Title: Re: Northern Tier-ish
Post by: jcostanz on March 15, 2010, 04:30:18 pm
The route from east of Niagara falls would be to stay north of Niagara Falls, Upper mountain road or Rt 31 (just don't take 31 past Hyde Park rd).  then take Lewiston Rd South.  Near the intersection of Lewiston Rd and Hyde Park Rd there is an entrance ramp to the Robert Moses Parkway.  The old Southbound lanes of the parkway has been turned into a multi use path with a pedestrian bridge crossing over the car lanes.  The path will take you right down to 2 blocks from the rainbow bridge.  Much better than any road in the City of Niagara falls.  I can find better directions if you need.
Title: Re: Northern Tier-ish
Post by: rvklassen on March 16, 2010, 01:20:42 pm
The old Southbound lanes of the parkway has been turned into a multi use path with a pedestrian bridge crossing over the car lanes.  The path will take you right down to 2 blocks from the rainbow bridge.  Much better than any road in the City of Niagara falls.

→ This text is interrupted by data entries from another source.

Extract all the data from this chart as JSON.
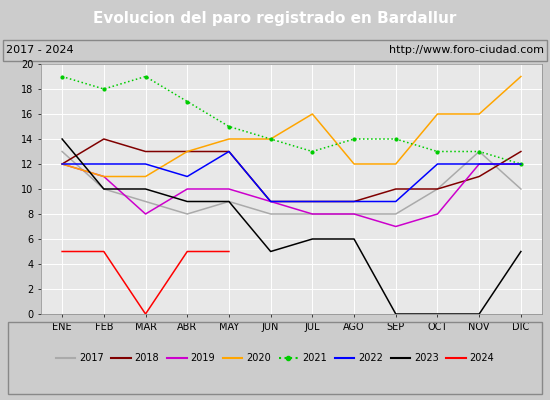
{
  "title": "Evolucion del paro registrado en Bardallur",
  "subtitle_left": "2017 - 2024",
  "subtitle_right": "http://www.foro-ciudad.com",
  "months": [
    "ENE",
    "FEB",
    "MAR",
    "ABR",
    "MAY",
    "JUN",
    "JUL",
    "AGO",
    "SEP",
    "OCT",
    "NOV",
    "DIC"
  ],
  "series": {
    "2017": [
      13,
      10,
      9,
      8,
      9,
      8,
      8,
      8,
      8,
      10,
      13,
      10
    ],
    "2018": [
      12,
      14,
      13,
      13,
      13,
      9,
      9,
      9,
      10,
      10,
      11,
      13
    ],
    "2019": [
      12,
      11,
      8,
      10,
      10,
      9,
      8,
      8,
      7,
      8,
      12,
      12
    ],
    "2020": [
      12,
      11,
      11,
      13,
      14,
      14,
      16,
      12,
      12,
      16,
      16,
      19
    ],
    "2021": [
      19,
      18,
      19,
      17,
      15,
      14,
      13,
      14,
      14,
      13,
      13,
      12
    ],
    "2022": [
      12,
      12,
      12,
      11,
      13,
      9,
      9,
      9,
      9,
      12,
      12,
      12
    ],
    "2023": [
      14,
      10,
      10,
      9,
      9,
      5,
      6,
      6,
      0,
      0,
      0,
      5
    ],
    "2024": [
      5,
      5,
      0,
      5,
      5,
      null,
      null,
      null,
      null,
      null,
      null,
      null
    ]
  },
  "colors": {
    "2017": "#aaaaaa",
    "2018": "#800000",
    "2019": "#cc00cc",
    "2020": "#ffa500",
    "2021": "#00cc00",
    "2022": "#0000ff",
    "2023": "#000000",
    "2024": "#ff0000"
  },
  "line_styles": {
    "2017": "-",
    "2018": "-",
    "2019": "-",
    "2020": "-",
    "2021": ":",
    "2022": "-",
    "2023": "-",
    "2024": "-"
  },
  "markers": {
    "2017": "None",
    "2018": "None",
    "2019": "None",
    "2020": "None",
    "2021": "o",
    "2022": "None",
    "2023": "None",
    "2024": "None"
  },
  "ylim": [
    0,
    20
  ],
  "yticks": [
    0,
    2,
    4,
    6,
    8,
    10,
    12,
    14,
    16,
    18,
    20
  ],
  "plot_bg": "#e8e8e8",
  "title_bg": "#4472c4",
  "title_color": "#ffffff",
  "header_bg": "#cccccc",
  "legend_bg": "#dddddd",
  "grid_color": "#ffffff",
  "title_fontsize": 11,
  "subtitle_fontsize": 8,
  "tick_fontsize": 7,
  "legend_fontsize": 7
}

This is the part I was missing.  I had noticed construction on Robert Moses, but never knew that's what they were doing with it. 
Thanks.
Title: Re: Northern Tier-ish
Post by: jcostanz on March 16, 2010, 04:17:01 pm
It appears that every winter the bridge over the whirlpool bridge is closed to pump something over it.  If they keep it closed, the only other way that I would take to the falls would be  Hyde Park to Walnut or Ferry. 

I forgot another route along the upper Niagara River.  There is a path on the south side of buffalo ave at the 190 bridges that takes you along the the river right into the state park.  There just doesn't seem to be a nice way of getting there from the east as even tho buffalo ave is low traffic, the conditions of the road was horrible the last time I rode down it.

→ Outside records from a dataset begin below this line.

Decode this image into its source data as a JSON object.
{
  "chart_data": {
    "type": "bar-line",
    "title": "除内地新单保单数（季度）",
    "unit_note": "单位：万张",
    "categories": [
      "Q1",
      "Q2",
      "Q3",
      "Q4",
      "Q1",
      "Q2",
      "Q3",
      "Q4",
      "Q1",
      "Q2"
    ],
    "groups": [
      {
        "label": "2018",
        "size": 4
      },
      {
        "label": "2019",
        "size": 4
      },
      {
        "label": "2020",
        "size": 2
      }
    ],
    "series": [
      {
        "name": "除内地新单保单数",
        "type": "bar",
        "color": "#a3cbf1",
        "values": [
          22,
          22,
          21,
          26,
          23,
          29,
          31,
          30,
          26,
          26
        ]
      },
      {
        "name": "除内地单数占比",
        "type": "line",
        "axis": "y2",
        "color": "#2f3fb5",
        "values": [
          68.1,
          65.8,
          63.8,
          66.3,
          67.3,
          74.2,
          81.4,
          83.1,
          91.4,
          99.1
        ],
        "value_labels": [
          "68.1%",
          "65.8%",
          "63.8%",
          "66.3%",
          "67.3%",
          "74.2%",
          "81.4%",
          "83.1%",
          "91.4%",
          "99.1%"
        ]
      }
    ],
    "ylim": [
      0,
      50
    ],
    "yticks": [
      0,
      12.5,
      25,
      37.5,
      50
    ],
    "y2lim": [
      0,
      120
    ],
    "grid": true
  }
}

Title: Re: Northern Tier-ish
Post by: rvklassen on March 16, 2010, 04:45:46 pm
I forgot another route along the upper Niagara River.  There is a path on the south side of buffalo ave at the 190 bridges that takes you along the the river right into the state park.  There just doesn't seem to be a nice way of getting there from the east as even tho buffalo ave is low traffic, the conditions of the road was horrible the last time I rode down it.
That route I had found, and while it is better than surface routes all the way through NF, I agree with your conclusion about roads to get to that path from the east.  As I understand it there really isn't a whole lot of money for maintaining roads in those parts, and they deteriorate just as fast as anywhere else that sees frost.

Interestingly, Google Maps (bicycling) has a very approximate idea of where the path running along the former southbound lanes of Robert Moses is, and isn't all that good at routing one on to it - despite being overly aggressive about routing on unpaved paths in other places...
Title: Re: Northern Tier-ish
Post by: jcostanz on March 18, 2010, 11:19:37 am
That path could be a good route if one is coming from the South and uses the Grand Island bridges (190).  I tried this and my trike was too wide at the top of the Southern Bridge.  I had to back down the sidewalk from the top, took about 45 minutes:(.  It connects with a very nice called river walk which start around the Peace bridge and goes thru Niawanda park.